In principle, you can do away with character progression based on hard rules in an RPG. You can do away with a lot of things. You could swap the combat system of the game for an abstract game where you roll dice until an outcome is decided. You could take away dialog and leave only some other mini-game to influcence NPC reaction towards you. You could take away all combat. You could reduce the exploration in the game and teleport the player around while mostly playing through "text adventures" with skill checks. You could make dungeon exploration into an abstract board game where you draw cards to determine what you find on each tile you land on. None of those things will absolutely not make your game an RPG much in the same way that no matter how short you are, you still have some tallness; even a drawing on a paper sheet has some tallness, the size of the thickness of the ink layer.
But like in the previous example, you would just be making your game less of an RPG, unless you are actually giving up these in favour of something else that would work well in its stead. The jeepform mentioned above does away with a lot of stuff because it is focused on dramatic situations, looking even a bit like a drama exercise. However, taking away mechanical advancement from CRPGs is just shooting one's foot, since the mechanical part is exactly where the computer shines, while the story crafting are only pale imitations of what you have in a P&P game. I mean, you can give attention to detail in a computer game you couldn't in a pen and paper one, to be sure, but you can't really give agency to the player in the same way. In fact, if you focus too much on making your story elaborate, it can end up being less of an RPG because the player can't really choose how to interact with it.

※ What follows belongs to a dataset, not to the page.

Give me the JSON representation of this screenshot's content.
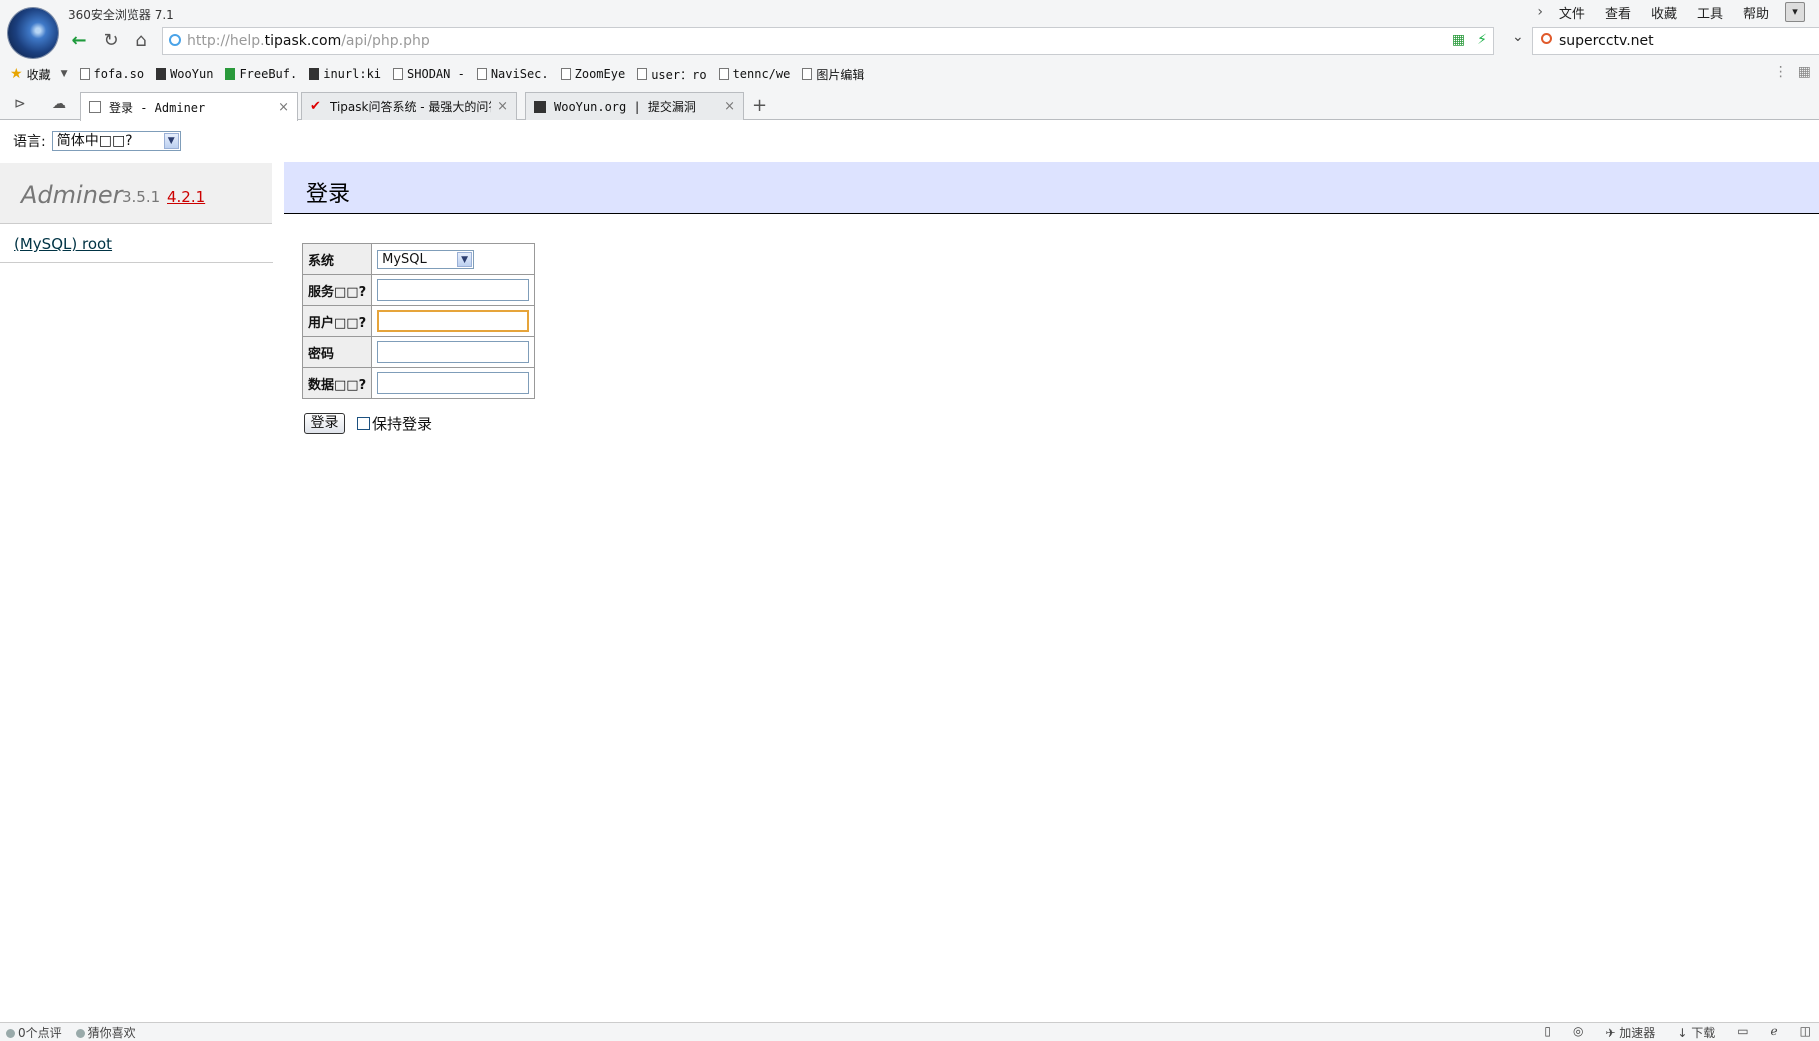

TLDR: If we are talking about CRPGs, there is little you can do that would make something not be an RPG. If you want, Doom, Zelda, Disco Elysium and even Tetris can be RPGs (where you play the role of a rocket engineer forever frustrated by soviet bad delivery practices and political enemies stealing your work). The issue is how much of an RPG your end game ends up as. Jagged Alliance 2 is more of an RPG than X-COM, since you have a clear in-game identity and since the units are much more human-like. Fallout is more an RPG than Underrail since the combat system in underrail is more abstract and with side-effects that make no sense. So if you want to remove progression from an RPG, but your game will probably be less of an RPG for that.